Die Stellen sollen innerhalb von zwei Jahren abgebaut werden, erklärte HSK-Geschäftsführer Lutz Hammerschlag. Tatsächlich dürften wegen Teilzeitbeschäftigungen mehr Beschäftigte betroffen sein. Allein 53 Ärztestellen sollen wegfallen, außerdem 92 Stellen im Pflegedienst, berichtet der "Hessische Rundfunkt". Einschnitte beim Leistungsspektrum des Maximalversorgers HSK seien ausdrücklich nicht geplant.

25 Millionen Minus
Die Horst-Schmidt-Kliniken haben allein 2013 rund 13 Millionen Euro Schulden gemacht. Damals gehörten sie noch zu den Rhön Kliniken. Deren Anteil übernahm im Juni der private Klinikbetreiber Helios. Das für dieses Jahr erwartete operative Minus der HSK liege bei 25 Millionen Euro, erklärte Heilios-Regionalgeschäftsführerin Corinna Glenz (42) der "Frankfurter Rundschau".
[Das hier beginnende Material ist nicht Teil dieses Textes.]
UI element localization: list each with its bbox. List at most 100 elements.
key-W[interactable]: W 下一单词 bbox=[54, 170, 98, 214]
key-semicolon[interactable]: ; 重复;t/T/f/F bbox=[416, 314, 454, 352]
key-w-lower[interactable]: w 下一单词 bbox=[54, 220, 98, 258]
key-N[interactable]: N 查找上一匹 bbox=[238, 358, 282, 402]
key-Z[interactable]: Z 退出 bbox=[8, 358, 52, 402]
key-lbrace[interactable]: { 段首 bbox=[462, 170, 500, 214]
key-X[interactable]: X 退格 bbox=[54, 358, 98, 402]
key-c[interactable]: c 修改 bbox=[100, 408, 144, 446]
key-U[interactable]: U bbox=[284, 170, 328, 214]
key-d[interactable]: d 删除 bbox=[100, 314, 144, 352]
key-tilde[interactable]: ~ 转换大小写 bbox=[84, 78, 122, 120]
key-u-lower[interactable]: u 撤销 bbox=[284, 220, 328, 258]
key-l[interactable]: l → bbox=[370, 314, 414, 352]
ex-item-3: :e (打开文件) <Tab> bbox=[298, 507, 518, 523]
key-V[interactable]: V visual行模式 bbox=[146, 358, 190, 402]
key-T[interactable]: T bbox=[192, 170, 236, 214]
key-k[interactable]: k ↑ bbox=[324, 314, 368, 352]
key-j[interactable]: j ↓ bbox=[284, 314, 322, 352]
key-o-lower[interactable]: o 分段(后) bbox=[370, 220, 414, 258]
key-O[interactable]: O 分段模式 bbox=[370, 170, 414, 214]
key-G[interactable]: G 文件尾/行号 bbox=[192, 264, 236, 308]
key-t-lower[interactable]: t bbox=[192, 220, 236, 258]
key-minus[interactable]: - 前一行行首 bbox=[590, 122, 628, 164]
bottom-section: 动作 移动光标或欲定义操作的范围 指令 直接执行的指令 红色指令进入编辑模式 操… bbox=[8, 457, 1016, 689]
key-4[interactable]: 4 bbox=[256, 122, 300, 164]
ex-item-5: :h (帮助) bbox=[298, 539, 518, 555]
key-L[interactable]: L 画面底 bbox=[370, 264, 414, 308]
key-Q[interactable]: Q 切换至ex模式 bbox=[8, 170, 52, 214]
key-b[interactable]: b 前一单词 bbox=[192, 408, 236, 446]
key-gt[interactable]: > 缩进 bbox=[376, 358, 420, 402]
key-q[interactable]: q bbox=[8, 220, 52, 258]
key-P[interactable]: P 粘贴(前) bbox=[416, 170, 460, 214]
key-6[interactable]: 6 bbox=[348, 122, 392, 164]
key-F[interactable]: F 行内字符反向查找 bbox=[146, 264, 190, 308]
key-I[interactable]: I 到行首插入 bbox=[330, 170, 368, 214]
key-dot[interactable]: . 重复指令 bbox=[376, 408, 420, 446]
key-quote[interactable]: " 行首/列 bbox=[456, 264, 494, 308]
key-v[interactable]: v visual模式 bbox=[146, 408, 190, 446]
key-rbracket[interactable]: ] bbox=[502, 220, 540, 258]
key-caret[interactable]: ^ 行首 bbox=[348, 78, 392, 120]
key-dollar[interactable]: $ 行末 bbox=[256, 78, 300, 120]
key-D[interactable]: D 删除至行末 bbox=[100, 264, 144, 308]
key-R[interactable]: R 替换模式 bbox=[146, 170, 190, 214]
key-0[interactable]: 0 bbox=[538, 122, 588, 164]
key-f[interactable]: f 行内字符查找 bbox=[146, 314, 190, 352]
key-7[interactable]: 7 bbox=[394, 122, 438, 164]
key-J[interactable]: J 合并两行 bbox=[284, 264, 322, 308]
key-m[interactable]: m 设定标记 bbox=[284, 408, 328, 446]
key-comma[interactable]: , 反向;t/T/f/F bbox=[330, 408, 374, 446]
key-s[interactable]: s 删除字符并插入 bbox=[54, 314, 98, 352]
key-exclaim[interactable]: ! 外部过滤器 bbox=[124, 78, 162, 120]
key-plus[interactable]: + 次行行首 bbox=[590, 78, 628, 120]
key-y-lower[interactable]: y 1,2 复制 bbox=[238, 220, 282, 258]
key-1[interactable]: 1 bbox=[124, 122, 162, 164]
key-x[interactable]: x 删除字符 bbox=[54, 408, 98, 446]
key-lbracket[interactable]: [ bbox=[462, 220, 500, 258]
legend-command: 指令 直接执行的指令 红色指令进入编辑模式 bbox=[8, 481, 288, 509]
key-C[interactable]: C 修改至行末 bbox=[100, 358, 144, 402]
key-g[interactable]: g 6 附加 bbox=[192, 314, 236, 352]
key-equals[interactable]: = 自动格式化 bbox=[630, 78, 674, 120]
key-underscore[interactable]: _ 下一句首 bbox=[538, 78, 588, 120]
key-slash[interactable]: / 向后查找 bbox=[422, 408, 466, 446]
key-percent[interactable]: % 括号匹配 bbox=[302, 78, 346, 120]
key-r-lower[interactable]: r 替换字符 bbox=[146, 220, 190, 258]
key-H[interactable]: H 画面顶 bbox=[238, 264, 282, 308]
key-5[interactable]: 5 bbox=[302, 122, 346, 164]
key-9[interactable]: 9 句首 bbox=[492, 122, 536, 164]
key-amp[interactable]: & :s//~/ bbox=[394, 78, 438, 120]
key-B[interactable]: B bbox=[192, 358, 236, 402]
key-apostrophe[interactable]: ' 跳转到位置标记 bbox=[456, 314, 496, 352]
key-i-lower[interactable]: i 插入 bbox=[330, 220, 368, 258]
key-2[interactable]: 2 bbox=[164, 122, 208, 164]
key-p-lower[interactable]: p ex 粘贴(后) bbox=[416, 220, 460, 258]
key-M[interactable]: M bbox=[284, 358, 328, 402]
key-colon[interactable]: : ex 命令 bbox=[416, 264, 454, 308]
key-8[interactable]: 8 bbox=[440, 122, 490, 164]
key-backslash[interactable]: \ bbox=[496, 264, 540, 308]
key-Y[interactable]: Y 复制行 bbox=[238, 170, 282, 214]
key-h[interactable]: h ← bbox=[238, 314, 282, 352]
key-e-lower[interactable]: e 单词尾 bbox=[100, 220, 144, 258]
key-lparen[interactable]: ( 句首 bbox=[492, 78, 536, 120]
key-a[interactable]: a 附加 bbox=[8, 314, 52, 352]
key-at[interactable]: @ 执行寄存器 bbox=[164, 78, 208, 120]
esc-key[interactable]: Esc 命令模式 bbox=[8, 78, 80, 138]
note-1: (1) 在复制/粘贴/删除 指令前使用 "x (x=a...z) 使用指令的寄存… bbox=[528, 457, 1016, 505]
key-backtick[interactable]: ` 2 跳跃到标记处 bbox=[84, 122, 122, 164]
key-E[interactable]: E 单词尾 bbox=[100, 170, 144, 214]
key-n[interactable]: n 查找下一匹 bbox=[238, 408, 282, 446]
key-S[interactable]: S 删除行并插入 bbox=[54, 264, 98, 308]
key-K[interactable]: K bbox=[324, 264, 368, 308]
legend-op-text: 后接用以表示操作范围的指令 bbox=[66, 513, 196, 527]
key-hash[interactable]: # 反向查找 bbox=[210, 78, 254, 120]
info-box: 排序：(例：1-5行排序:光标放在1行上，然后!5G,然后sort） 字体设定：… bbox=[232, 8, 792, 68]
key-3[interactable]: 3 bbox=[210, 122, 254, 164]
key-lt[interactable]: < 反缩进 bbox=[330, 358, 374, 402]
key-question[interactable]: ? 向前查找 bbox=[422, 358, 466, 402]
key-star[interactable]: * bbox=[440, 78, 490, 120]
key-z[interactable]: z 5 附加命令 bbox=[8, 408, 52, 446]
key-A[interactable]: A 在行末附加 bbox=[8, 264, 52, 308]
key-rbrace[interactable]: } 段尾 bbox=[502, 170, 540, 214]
HSK-Komplettneubau geplant
Neben den HSK besitzt Helios noch zwei weitere Kliniken in Wiesbaden. 250 Millionen Euro will der Konzern in die drei Standorte investieren. Das meiste Geld fließt in einen kompletten Neubau der Horst-Schmidt-Kliniken. Schon im kommenden Jahr sollen die Bautätigkeiten beginnen, bis 2020 soll das neue Haus in direkter Nachbarschaft der bisherigen Klinik die Pforten öffnen.